Salary Forecasting Model: Lessons From 50M Observations

The Problem: 77% of Job Postings Have No Salary

Salary is the most commercially valuable field in a job posting, and it is missing from roughly three out of every four records.

Across Canaria's dataset of 865 million job observations, approximately 201.7 million records include a stated salary. That is a 23.3% disclosure rate. The remaining 663 million records have no employer-provided compensation information. Each record carries 82 structured fields, but the one field buyers ask about first is empty 77% of the time. For anyone building compensation benchmarks, labor cost models, or talent market intelligence, this gap is the central data quality problem.

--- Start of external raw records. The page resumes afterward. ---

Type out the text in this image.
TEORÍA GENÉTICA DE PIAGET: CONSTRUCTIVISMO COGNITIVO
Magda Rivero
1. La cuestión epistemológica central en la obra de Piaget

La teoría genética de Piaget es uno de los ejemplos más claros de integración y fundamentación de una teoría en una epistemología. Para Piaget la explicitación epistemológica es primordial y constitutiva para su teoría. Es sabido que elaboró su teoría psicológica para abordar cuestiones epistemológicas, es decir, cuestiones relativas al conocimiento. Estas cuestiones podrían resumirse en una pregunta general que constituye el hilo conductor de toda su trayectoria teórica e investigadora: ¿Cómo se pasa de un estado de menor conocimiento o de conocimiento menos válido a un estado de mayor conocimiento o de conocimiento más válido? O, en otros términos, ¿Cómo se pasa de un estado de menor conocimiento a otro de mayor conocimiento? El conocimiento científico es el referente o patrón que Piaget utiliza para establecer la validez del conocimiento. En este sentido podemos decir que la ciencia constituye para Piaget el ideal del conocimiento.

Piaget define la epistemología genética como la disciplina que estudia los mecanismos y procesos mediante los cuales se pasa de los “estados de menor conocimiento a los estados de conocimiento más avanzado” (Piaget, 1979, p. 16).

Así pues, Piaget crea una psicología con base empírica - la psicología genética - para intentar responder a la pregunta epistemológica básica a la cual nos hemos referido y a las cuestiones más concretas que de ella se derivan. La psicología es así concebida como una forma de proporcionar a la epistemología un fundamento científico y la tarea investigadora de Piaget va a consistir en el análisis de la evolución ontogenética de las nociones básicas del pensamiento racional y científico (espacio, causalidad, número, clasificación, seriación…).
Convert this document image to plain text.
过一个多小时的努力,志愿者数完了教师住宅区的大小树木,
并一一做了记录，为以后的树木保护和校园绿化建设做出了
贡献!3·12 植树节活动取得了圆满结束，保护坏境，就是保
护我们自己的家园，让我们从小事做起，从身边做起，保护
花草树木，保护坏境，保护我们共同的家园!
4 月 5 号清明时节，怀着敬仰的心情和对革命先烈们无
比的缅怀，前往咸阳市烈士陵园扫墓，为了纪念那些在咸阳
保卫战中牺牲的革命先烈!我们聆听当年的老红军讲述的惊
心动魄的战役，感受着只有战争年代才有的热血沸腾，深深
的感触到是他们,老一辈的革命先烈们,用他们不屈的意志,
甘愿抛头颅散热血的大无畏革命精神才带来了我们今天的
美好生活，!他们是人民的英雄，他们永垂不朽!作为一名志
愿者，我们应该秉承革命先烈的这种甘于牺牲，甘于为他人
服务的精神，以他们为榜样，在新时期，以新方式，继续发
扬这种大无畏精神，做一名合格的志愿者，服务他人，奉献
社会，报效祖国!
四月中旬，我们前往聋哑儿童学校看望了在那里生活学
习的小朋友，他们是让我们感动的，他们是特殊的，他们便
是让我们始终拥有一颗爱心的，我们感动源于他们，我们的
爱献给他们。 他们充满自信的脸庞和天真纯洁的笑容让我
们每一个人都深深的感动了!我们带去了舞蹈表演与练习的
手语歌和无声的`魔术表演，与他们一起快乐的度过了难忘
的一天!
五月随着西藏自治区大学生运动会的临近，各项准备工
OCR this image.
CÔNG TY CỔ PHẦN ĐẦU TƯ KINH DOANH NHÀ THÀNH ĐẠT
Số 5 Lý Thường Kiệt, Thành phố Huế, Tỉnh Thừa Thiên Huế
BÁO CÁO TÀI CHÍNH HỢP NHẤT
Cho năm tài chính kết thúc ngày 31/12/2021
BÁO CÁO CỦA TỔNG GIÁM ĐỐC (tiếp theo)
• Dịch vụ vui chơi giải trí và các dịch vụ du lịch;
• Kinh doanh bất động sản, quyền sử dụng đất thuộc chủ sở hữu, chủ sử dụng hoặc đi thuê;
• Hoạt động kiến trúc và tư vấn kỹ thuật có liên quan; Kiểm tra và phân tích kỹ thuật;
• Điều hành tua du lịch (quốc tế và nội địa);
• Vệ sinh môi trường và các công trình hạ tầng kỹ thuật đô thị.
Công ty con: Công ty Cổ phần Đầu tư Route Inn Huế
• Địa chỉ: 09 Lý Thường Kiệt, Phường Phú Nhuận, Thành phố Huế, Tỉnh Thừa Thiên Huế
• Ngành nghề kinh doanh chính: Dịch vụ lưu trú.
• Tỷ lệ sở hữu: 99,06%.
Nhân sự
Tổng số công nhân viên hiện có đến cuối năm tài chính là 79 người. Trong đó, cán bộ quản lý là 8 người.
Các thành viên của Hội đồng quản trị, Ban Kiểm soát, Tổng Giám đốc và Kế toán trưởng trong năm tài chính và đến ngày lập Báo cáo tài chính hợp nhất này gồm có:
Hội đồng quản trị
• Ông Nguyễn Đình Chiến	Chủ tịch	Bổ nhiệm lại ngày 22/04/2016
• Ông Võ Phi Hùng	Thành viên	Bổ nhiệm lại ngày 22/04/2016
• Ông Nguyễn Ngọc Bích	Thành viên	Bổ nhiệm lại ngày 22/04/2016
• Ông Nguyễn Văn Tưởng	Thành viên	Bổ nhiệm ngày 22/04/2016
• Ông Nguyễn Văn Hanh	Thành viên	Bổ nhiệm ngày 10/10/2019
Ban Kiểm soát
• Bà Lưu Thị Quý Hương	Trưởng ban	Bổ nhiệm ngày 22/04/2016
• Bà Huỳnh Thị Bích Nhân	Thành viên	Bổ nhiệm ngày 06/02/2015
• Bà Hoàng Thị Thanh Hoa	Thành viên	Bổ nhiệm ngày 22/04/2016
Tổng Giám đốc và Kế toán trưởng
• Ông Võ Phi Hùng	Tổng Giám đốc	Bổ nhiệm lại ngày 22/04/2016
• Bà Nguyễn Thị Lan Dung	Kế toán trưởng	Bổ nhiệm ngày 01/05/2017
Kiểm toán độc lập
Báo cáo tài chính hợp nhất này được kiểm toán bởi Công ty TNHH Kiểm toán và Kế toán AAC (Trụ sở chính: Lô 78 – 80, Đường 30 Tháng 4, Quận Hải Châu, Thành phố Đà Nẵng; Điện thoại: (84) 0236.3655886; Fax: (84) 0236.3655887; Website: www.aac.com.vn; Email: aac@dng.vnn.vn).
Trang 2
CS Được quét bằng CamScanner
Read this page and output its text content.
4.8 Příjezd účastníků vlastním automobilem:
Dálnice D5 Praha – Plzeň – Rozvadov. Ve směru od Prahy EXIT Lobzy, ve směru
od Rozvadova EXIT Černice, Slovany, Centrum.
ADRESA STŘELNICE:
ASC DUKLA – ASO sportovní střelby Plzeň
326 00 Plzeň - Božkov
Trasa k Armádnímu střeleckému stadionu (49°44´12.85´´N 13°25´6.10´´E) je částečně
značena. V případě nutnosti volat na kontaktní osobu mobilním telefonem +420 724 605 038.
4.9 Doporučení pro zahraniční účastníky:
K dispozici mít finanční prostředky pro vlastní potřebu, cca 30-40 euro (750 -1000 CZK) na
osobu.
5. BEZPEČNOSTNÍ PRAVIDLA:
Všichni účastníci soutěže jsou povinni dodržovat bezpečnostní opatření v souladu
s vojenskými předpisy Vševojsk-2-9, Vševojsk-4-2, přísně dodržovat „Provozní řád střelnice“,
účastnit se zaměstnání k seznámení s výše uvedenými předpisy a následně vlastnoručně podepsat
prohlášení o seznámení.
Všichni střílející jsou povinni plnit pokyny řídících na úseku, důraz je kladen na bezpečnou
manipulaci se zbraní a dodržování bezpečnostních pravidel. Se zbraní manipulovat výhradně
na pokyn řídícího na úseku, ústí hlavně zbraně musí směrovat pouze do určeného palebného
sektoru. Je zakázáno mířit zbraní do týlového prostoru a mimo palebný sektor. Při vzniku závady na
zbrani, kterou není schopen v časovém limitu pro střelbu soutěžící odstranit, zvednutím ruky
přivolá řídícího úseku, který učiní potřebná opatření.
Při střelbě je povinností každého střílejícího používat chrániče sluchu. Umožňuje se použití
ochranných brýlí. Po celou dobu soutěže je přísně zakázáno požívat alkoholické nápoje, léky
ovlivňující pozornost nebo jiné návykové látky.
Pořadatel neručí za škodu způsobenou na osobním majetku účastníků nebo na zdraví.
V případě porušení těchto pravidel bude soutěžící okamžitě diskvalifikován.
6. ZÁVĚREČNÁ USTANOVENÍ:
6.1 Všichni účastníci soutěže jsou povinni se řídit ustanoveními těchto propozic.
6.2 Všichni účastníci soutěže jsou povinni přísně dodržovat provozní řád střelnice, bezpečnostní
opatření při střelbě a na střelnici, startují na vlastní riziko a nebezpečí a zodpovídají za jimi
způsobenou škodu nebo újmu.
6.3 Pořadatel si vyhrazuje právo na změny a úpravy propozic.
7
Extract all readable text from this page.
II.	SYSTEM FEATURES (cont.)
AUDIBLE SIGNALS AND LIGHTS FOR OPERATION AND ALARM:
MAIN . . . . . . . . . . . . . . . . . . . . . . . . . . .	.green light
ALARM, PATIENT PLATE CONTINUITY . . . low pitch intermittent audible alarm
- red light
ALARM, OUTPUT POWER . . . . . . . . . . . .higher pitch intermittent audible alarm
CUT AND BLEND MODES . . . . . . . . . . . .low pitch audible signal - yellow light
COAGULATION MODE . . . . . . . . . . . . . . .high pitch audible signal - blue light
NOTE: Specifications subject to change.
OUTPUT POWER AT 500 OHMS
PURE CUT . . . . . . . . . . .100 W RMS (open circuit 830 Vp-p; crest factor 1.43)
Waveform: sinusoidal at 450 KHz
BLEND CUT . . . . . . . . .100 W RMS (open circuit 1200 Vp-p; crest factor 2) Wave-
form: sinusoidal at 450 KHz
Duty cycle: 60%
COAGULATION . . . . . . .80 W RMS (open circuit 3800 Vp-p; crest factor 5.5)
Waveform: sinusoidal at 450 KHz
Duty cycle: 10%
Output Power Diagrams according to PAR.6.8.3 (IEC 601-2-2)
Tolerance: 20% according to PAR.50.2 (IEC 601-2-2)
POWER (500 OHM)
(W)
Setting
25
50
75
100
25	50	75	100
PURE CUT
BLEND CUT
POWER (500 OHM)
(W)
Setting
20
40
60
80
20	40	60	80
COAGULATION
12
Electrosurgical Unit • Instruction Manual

We built a salary prediction model to address it, trained on over 50 million salary observations from Glassdoor and Indeed. This post covers what we learned about salary data quality, compensation distributions, and the design choices that separate reliable predictions from confident noise. For background on how transparency laws are changing disclosure rates, see our analysis of the regulatory landscape.

What 203.9 Million Salary Records Look Like

Before building a model, we needed to understand the stated salary data already in the pipeline. Our delivery table contains 203.9 million records with populated salary fields, distributed as follows:

Salary Range	Records	Share
Under $30,000	24.3M	11.9%
$30,000 - $50,000	94.3M	46.2%
$50,000 - $75,000	39.5M	19.4%
$75,000 - $100,000	19.1M	9.4%
$100,000 - $150,000	16.7M	8.2%
$150,000 - $200,000	6.3M	3.1%
Over $200,000	3.7M	1.8%

The distribution is heavily right-skewed, with the $30,000-$50,000 bucket containing nearly half of all salary-populated postings. Jobs most likely to include stated salaries are hourly and entry-level positions in retail, healthcare, food service, and logistics, where ranges are standardized. Knowledge worker roles are underrepresented in the stated-salary subset. This selection bias is the first thing any prediction model must account for. The full field structure is documented in our schema.

The Seniority Gradient

The compensation gradient across seniority levels shows expected patterns with one notable compression:

Seniority Level	Average Salary	Records
Executive	$120,835	2.5M
Director	$109,546	3.4M
Mid-Senior	$79,287	46.2M
Associate	$68,040	2.2M
Internship	$53,623	2.4M
Entry Level	$49,059	95.3M

The gap between Entry Level ($49,059) and Executive ($120,835) is only a 2.46x multiplier. That is notably compressed compared to actual total compensation. Executive compensation increasingly comes through equity, bonuses, and deferred comp that do not appear in posting salary fields. The Mid-Senior level ($79,287, 46.2M records) is where prediction is most commercially valuable: large enough for market analysis, variable enough across location and industry, and dense enough for reliable modeling.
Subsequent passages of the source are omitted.